A financial trust can be an excellent estate planning tool for Ohio families that need to transfer wealth to their beneficiaries. Whether a family owns a business or a significant amount of real estate, numerous types of trusts can be set up to shield the assets from tax liabilities and financial mismanagement.
Despite the many benefits of trusts, some people believe that there can be a downside for beneficiaries. While professional trustees are paid to handle a family’s finances, some heirs could miss out on learning crucial financial planning and business management skills. Although parents often use trusts as a way to protect their children from the financial mistakes that they could potentially make, shielding children from themselves can cause low self-esteem and lack of drive.

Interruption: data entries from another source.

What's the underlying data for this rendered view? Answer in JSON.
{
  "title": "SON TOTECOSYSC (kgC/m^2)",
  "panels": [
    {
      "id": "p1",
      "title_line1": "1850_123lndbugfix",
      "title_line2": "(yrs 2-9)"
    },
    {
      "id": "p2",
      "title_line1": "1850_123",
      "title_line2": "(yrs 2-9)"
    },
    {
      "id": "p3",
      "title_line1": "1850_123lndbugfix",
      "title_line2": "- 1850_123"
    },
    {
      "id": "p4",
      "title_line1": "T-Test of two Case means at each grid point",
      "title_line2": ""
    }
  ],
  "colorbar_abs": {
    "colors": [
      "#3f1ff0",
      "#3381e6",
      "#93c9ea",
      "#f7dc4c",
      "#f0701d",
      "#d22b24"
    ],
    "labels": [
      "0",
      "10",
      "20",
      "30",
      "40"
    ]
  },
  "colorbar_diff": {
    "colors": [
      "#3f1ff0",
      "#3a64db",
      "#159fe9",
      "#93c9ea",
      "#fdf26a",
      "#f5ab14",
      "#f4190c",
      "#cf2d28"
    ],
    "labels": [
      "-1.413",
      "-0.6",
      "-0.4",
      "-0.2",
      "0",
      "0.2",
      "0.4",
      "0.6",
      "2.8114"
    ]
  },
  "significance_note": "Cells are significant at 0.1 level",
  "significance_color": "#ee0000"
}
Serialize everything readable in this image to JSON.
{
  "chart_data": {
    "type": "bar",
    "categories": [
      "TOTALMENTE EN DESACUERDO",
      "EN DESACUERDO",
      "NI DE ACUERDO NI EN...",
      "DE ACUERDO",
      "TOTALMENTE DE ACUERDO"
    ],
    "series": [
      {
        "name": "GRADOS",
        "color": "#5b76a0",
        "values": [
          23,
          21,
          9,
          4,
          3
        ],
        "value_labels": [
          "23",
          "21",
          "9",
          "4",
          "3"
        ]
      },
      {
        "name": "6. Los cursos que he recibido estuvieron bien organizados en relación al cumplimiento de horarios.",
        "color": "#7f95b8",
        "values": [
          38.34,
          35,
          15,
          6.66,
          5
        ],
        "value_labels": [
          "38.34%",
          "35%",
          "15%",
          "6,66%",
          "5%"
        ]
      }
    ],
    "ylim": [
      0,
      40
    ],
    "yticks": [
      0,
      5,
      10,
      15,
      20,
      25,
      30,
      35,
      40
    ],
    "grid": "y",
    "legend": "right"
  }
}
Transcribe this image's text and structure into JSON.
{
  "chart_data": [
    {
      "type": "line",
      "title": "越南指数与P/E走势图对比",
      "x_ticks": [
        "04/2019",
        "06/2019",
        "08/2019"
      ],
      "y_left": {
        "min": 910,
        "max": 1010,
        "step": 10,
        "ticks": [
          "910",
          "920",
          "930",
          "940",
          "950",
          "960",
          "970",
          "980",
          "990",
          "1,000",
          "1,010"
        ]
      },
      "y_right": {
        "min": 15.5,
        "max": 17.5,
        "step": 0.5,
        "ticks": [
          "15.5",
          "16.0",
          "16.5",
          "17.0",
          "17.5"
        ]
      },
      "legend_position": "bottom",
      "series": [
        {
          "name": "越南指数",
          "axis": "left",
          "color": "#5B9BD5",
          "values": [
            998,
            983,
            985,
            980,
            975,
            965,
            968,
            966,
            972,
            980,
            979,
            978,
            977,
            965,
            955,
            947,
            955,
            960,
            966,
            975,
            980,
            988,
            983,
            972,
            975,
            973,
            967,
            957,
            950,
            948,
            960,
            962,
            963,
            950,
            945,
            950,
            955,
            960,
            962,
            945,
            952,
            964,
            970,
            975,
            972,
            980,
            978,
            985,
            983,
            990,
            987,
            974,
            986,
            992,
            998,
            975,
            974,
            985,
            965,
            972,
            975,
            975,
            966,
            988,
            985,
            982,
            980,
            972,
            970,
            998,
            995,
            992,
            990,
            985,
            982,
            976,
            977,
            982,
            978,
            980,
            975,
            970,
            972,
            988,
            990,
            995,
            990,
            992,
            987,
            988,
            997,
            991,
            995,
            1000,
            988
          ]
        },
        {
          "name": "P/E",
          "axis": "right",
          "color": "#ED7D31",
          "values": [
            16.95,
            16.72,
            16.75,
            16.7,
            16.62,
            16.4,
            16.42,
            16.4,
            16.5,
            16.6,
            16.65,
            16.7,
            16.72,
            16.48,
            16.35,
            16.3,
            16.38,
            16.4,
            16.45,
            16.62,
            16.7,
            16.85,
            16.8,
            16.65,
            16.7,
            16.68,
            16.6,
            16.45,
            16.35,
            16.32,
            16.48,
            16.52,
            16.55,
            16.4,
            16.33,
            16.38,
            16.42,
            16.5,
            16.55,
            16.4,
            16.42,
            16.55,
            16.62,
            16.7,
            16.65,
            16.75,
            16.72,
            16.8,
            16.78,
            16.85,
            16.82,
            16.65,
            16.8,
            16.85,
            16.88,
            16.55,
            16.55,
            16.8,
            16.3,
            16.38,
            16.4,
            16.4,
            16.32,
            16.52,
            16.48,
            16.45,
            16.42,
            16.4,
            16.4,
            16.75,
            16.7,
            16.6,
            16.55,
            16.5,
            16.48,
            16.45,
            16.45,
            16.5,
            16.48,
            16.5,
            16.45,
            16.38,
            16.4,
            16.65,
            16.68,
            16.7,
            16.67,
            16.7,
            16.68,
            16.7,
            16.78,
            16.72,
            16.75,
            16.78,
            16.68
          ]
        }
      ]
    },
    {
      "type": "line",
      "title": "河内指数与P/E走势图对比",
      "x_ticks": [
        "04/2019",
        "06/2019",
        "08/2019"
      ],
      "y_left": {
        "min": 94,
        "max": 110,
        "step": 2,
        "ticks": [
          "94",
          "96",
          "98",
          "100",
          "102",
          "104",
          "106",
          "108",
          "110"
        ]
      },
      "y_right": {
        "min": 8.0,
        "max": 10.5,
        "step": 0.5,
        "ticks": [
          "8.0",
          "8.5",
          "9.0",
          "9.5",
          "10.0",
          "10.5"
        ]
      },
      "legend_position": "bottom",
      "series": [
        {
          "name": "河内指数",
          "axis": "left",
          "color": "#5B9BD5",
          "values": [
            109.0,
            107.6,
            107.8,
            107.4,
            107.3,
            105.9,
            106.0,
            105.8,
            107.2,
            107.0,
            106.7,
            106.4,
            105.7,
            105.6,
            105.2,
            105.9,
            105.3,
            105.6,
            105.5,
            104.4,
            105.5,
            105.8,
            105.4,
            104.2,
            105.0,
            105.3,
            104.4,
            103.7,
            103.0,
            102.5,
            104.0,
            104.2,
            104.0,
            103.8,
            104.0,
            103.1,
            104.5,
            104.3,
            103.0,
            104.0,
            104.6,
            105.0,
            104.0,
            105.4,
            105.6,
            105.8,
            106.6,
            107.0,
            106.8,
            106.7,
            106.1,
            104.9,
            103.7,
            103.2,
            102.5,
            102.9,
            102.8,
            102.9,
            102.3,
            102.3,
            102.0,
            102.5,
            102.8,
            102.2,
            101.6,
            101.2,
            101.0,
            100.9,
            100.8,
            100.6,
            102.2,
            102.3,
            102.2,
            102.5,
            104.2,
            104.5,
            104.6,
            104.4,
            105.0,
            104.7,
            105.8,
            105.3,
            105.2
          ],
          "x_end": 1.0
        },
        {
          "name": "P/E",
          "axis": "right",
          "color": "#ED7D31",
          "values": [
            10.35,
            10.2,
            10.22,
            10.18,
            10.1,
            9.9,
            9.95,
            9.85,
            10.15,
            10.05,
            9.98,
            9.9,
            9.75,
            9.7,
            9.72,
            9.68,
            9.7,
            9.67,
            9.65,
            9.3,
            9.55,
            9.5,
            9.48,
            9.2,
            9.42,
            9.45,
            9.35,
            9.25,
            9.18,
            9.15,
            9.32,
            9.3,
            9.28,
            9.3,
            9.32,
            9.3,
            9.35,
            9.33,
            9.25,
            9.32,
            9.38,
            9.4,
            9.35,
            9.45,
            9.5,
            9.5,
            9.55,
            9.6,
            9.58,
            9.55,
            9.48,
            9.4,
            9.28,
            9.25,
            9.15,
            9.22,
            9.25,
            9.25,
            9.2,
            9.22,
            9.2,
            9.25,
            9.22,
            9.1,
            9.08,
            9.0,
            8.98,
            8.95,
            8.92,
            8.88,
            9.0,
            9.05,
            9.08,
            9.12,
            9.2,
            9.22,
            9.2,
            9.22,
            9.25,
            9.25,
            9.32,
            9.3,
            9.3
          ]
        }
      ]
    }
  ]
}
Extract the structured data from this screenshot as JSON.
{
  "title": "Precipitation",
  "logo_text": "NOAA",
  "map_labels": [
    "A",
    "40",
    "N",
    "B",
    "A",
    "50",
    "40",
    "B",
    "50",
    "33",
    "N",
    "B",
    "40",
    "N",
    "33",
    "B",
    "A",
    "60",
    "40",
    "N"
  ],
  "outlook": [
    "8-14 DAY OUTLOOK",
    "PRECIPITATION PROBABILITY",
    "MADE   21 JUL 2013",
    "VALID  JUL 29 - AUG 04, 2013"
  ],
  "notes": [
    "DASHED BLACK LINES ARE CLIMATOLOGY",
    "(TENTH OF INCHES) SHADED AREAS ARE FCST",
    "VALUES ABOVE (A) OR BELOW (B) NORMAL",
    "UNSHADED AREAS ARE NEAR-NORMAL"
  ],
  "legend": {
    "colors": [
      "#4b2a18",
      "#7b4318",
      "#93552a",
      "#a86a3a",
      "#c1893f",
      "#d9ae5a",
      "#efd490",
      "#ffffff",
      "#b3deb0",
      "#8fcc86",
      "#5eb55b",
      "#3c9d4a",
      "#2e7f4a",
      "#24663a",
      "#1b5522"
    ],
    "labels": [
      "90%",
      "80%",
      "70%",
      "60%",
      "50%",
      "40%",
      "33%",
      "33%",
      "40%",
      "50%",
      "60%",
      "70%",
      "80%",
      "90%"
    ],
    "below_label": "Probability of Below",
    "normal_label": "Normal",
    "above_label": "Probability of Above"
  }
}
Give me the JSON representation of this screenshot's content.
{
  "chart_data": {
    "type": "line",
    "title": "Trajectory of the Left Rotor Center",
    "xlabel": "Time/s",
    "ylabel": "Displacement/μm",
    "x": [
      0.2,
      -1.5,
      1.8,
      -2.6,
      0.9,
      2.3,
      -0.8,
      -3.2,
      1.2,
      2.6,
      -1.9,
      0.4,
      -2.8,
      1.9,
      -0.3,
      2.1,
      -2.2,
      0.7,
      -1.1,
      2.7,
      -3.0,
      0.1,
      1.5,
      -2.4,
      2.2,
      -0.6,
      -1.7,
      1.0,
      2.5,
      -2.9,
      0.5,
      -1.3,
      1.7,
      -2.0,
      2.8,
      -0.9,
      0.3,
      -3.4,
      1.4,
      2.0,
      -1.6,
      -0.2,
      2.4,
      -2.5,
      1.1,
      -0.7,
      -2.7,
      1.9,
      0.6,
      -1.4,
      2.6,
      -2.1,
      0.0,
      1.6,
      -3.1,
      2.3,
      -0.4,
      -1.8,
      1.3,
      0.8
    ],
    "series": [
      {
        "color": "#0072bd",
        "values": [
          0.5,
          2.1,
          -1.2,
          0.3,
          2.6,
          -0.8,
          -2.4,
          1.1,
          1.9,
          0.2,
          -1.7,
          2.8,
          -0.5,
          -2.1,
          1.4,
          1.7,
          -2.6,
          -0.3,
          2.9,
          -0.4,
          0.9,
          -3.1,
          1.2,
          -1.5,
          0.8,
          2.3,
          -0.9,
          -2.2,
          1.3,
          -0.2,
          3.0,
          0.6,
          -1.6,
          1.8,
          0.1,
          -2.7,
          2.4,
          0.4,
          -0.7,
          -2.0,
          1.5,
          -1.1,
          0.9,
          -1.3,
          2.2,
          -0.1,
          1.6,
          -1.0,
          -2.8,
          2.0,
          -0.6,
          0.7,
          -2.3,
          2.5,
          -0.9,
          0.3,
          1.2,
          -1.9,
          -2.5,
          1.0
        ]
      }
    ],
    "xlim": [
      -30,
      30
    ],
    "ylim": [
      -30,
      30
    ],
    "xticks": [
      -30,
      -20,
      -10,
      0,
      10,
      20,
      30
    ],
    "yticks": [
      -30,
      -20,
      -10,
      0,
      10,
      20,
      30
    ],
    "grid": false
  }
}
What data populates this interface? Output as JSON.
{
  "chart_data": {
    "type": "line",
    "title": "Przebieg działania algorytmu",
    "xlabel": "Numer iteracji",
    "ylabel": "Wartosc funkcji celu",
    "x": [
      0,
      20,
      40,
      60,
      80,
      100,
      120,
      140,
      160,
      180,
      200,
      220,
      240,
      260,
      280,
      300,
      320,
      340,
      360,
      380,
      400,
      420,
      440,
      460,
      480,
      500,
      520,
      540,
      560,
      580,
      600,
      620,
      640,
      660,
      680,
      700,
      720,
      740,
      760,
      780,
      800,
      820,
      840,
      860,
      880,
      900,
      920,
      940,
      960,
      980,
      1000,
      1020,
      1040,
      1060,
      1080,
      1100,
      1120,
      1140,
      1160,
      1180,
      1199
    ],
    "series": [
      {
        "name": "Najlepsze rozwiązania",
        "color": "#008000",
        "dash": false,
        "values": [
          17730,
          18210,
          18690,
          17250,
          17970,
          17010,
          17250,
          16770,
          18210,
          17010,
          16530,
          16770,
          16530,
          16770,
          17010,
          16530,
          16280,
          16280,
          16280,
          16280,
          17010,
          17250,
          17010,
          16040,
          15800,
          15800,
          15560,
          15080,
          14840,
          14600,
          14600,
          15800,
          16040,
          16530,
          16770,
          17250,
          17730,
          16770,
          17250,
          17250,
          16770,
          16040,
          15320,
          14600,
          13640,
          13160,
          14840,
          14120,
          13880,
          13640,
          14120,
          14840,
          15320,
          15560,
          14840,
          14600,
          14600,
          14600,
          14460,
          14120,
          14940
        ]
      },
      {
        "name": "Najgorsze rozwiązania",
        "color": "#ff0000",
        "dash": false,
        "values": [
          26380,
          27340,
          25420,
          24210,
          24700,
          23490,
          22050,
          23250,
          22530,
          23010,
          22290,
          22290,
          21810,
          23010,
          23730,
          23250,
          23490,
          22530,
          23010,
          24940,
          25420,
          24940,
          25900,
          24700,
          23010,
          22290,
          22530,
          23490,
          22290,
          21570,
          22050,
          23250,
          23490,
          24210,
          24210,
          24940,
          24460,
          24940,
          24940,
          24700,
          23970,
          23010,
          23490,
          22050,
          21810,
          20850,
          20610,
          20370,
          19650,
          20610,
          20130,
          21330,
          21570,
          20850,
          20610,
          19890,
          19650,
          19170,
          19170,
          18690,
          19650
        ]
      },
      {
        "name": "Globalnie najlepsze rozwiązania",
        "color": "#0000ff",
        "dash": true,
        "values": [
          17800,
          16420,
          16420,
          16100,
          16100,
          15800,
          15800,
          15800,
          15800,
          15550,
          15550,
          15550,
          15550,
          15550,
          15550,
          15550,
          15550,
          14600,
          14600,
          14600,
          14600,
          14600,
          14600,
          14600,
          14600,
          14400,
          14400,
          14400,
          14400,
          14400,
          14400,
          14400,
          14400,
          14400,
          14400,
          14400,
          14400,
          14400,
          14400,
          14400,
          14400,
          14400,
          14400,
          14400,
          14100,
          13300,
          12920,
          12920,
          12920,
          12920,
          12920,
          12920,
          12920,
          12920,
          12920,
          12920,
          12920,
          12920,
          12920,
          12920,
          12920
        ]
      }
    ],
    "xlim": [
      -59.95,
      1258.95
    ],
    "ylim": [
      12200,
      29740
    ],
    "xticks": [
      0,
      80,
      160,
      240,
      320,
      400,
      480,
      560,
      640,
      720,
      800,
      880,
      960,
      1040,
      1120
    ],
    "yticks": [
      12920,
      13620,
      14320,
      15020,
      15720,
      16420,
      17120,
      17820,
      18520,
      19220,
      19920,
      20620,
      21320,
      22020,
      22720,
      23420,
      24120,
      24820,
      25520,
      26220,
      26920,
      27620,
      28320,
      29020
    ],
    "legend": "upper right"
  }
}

Emotional problems that are often associated with the beneficiaries of trust funds can be avoided through education. A family may receive a greater long-term benefit from a trust fund if heirs are trained in business skills and allowed to be somewhat involved in the management of their inherited assets. Rather than shielding heirs from their wealth, the root cause of the heir’s problems may be addressed by helping them to become wise financial planners.
An estate planning attorney may be able to help an individual to set up trusts for their beneficiaries that do more than just protect assets. Depending on the needs of a particular family, trusts may be created that allow heirs to have a little or a lot of control over their assets. An attorney may also be able to advise a family about tax-saving alternatives to trusts such as beneficiary designations and joint ownership.